The problem with this mindset is that the minimum salary threshold has doubled, so now a good portion of the middle class falls under the non-exempt category.
We should keep in mind, however, that exemptions to the FLSA’s minimum wage and overtime requirements were made as a benefit to employers, and not as a reward to recognize employees for their achievements.
Also, the reason for the new rule is to protect employees who may be putting in extra hours without proper compensation.
Benefits of Exemption:
Being exempt certainly has its conveniences for employees:
- Exempt employees usually don’t need to track their hours.
- They generally have more flexibility,
- They are paid the same regardless of the quantity or quality of their work.
Drawbacks to Exemption:
Being exempt also has a major drawback – exempt employees aren’t eligible for overtime pay when they work over 40 hours in a workweek. This means that an employee may be putting in extra hours for no reward.
Exempt Status Doesn’t Have to Change Everything
When you communicate with employees about the transition to non-exempt status, explain that the change has nothing to do with their performance or their importance to the company, but instead has everything to do with complying to the new overtime rules. The classification change is not personal, and it likely impacts a number of employees in your workplace.
You might also want to take this opportunity to praise their work and tell them you value and appreciate what they bring to the organization. Give specific compliments to let these employees know that they shouldn’t feel down about themselves—build them up and reassure them that they are valued.
Be careful not to harp of the benefits of exemption.
Your words of encouragement to your non-exempt employees may sound hollow if your business culture puts exempt employees on a higher pedestal.

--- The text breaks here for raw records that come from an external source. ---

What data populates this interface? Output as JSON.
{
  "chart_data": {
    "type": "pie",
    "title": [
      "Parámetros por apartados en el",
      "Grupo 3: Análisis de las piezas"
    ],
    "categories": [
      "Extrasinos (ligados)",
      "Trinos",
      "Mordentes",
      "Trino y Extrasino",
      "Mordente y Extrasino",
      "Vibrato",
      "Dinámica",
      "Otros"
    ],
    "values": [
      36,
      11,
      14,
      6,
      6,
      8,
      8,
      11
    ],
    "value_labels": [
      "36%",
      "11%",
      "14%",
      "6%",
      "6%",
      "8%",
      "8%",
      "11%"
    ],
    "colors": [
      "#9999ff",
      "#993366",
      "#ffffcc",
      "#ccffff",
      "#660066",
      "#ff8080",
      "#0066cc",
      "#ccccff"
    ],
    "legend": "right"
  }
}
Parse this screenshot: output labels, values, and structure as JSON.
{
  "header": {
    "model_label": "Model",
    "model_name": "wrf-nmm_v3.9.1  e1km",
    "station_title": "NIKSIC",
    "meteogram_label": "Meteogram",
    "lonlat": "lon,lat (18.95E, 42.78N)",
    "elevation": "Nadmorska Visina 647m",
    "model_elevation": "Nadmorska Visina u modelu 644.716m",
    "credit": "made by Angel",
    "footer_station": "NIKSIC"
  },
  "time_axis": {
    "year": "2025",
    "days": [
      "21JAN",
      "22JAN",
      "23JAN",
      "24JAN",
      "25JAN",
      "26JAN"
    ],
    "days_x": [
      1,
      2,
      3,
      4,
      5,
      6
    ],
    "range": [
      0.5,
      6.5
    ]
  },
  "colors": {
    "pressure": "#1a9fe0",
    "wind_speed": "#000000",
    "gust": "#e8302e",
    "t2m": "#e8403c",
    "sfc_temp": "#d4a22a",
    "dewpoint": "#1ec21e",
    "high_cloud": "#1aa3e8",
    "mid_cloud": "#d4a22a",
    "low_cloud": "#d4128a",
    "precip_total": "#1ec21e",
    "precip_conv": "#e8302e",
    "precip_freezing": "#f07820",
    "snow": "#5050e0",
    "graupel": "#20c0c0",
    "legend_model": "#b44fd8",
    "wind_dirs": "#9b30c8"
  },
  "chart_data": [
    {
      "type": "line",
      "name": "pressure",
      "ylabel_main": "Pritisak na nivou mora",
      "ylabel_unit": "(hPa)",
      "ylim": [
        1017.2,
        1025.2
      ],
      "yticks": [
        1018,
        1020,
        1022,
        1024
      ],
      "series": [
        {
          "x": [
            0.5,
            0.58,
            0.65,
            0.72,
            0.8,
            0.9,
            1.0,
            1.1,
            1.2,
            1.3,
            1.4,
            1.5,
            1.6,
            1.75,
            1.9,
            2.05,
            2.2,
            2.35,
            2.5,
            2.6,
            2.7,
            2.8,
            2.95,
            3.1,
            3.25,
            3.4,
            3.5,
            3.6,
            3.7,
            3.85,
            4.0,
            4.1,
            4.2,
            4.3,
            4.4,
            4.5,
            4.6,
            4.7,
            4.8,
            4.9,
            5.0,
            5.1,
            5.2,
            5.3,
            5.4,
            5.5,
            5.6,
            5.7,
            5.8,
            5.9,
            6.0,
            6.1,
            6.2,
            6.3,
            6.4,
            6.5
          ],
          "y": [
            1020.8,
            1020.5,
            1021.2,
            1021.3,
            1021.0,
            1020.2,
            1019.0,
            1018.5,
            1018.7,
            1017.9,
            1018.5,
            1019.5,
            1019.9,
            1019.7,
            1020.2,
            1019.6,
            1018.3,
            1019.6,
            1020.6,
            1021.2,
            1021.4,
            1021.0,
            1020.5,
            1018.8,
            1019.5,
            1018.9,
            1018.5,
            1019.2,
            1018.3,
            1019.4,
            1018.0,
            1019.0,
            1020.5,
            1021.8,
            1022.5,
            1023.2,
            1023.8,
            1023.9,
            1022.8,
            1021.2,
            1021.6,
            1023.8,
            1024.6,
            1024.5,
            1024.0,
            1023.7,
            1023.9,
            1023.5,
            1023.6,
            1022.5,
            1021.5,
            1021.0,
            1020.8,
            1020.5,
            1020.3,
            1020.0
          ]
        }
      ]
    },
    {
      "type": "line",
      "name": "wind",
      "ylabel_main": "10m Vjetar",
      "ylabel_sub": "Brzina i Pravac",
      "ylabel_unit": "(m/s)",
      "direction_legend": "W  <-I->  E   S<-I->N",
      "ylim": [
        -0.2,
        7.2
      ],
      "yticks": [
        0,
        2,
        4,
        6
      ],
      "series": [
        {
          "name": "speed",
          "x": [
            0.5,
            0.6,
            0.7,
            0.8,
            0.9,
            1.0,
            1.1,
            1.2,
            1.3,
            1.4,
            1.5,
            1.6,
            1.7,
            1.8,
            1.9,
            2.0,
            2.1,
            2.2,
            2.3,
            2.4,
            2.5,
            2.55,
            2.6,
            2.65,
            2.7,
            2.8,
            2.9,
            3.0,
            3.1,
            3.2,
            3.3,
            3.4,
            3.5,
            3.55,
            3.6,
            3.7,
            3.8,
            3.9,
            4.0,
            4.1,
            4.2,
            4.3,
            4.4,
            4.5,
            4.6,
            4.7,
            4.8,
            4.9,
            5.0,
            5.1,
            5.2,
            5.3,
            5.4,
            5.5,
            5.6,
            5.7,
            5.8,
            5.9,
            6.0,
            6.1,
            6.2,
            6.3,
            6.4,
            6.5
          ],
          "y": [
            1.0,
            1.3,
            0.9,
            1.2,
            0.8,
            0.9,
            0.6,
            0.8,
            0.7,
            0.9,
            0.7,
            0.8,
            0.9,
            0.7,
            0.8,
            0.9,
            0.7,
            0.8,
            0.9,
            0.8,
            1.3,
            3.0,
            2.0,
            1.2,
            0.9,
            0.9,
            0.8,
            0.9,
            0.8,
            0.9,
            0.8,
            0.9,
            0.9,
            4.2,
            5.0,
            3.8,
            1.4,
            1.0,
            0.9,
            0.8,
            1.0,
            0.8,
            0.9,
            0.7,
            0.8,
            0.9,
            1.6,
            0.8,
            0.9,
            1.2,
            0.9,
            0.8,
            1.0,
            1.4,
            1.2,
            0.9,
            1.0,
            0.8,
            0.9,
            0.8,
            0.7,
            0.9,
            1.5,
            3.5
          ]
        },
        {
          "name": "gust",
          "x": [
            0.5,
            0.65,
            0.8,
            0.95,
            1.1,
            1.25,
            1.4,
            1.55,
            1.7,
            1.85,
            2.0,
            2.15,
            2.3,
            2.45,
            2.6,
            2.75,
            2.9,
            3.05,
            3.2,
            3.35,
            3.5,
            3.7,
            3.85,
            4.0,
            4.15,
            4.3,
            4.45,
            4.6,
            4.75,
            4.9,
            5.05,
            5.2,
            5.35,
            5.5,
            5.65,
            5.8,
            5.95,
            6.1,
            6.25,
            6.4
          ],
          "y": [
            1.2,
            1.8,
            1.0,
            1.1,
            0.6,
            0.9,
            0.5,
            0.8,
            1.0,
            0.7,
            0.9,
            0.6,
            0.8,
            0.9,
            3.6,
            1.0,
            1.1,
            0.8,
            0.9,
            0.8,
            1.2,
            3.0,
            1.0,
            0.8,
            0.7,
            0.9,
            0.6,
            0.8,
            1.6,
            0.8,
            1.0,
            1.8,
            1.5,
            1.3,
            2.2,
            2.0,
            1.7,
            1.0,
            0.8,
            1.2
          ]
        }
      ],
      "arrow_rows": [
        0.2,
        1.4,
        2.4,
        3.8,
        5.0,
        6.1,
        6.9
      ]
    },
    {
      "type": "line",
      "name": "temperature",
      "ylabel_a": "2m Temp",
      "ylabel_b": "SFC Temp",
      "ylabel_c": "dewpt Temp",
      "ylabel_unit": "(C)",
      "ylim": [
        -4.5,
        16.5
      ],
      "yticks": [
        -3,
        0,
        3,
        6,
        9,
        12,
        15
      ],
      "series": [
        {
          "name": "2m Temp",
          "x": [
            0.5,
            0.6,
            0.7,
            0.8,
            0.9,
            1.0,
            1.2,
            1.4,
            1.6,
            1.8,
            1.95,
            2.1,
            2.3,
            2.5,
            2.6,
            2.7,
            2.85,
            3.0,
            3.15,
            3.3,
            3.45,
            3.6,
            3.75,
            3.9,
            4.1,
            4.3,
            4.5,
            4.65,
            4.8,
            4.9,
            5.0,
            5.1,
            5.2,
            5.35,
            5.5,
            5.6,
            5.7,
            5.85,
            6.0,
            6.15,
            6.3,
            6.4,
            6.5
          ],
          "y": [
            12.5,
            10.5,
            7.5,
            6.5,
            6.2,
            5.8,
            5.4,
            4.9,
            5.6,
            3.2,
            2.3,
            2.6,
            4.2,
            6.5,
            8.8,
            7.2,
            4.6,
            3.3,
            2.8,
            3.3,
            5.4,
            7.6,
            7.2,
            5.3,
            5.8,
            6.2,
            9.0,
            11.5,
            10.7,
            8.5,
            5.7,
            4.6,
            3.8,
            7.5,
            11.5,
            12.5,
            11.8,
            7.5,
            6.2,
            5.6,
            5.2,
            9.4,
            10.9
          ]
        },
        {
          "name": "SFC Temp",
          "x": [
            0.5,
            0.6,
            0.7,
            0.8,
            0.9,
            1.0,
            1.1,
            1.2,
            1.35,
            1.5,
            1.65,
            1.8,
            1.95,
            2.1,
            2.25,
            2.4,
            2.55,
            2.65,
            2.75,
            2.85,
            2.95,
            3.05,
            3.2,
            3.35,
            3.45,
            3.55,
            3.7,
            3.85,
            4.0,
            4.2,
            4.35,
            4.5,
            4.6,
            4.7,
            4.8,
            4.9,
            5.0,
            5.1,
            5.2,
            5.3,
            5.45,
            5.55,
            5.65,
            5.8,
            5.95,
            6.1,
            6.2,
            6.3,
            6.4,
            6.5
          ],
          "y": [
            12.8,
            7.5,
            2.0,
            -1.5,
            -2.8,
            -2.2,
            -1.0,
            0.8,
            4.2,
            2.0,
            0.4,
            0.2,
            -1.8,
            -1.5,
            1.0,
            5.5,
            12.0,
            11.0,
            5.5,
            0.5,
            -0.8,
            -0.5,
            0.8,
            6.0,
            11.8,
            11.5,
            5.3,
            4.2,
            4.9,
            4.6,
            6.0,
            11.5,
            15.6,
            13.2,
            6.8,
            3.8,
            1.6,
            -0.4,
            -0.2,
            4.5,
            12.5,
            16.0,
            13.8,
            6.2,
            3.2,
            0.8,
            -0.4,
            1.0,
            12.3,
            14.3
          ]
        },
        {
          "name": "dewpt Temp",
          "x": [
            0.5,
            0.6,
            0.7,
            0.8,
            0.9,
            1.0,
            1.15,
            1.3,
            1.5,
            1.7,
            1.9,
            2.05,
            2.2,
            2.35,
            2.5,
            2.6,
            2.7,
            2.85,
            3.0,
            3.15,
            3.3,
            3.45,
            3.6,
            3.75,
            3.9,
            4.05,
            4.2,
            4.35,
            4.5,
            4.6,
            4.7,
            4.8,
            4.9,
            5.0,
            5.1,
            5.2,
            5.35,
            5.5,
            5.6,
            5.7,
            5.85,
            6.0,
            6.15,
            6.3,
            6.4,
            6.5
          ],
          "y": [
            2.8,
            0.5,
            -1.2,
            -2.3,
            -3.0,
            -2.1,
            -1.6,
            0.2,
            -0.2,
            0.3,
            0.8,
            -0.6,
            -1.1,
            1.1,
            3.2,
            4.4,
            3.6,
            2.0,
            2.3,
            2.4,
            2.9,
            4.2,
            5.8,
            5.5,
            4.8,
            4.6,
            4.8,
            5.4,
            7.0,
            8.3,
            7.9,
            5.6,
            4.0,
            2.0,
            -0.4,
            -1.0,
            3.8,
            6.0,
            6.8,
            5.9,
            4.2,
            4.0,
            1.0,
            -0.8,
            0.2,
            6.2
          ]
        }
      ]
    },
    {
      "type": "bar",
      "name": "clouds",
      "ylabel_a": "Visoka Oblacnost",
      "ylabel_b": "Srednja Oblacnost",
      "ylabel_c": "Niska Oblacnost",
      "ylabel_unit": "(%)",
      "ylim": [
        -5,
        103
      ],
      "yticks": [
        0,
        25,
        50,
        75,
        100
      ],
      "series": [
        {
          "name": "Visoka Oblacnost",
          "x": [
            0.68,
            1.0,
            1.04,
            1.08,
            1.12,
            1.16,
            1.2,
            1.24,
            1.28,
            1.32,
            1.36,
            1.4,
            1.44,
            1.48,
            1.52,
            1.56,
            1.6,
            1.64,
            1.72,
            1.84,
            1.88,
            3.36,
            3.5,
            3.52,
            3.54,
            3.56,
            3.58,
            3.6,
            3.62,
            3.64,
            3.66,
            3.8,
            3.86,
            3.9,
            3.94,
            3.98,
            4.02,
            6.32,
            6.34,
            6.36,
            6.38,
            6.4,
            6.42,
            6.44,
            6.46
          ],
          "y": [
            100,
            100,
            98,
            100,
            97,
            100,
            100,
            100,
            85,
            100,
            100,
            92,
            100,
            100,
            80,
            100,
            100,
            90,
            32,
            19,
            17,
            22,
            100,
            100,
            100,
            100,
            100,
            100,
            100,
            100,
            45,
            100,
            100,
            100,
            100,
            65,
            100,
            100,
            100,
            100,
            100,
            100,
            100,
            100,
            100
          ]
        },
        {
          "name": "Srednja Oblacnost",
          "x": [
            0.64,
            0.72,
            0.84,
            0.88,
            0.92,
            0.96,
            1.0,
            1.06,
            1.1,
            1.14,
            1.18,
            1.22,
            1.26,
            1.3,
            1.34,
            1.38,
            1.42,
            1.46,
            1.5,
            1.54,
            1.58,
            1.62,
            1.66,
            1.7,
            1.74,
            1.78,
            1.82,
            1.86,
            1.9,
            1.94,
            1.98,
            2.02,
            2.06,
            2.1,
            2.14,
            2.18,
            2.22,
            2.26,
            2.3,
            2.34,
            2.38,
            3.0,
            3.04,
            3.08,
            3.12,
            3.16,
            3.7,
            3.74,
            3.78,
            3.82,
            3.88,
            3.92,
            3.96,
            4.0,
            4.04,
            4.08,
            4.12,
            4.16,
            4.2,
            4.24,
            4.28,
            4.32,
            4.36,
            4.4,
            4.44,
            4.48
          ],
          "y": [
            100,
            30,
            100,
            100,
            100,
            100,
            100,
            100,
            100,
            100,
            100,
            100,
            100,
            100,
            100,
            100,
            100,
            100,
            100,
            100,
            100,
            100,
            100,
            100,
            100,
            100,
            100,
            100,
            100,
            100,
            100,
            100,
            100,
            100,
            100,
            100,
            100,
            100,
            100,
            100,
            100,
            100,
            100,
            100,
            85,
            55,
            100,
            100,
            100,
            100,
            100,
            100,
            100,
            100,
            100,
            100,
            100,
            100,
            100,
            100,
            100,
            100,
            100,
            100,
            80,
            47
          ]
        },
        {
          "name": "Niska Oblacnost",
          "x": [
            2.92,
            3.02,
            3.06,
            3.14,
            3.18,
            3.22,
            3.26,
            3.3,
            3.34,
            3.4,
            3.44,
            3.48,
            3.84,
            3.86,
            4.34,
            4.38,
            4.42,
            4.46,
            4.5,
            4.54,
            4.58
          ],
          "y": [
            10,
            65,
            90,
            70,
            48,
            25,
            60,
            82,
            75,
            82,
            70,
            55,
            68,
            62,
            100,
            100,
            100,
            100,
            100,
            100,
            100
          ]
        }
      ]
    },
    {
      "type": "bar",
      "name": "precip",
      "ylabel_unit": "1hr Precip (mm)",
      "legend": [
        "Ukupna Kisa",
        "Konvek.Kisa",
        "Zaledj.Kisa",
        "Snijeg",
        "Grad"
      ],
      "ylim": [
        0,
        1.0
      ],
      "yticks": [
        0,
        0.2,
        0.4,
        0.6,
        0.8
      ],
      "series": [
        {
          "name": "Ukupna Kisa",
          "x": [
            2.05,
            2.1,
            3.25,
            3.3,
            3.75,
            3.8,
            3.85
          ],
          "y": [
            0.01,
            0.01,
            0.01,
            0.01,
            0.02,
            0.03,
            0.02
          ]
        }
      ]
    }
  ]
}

It’s one thing to recognize the merit of individual exempt employees, but it’s another to imply that exempt status itself signifies greater value and higher prestige.
Becoming exempt isn’t like becoming a partner in a law firm or receiving tenure at a university. When an employee receives a raise or a promotion and thereby becomes exempt, focus on the job well done or on the new duties—these accomplishments are worth celebrating.
If you allow your exempt employees flexibility with their schedules, allow the same for the non-exempt employees when possible. Time tracking doesn’t have to mean rigid schedules or micro-managing.
In fact, for those who have been reclassified because of the new rules, maintaining a perk like scheduling flexibility can help keep morale high.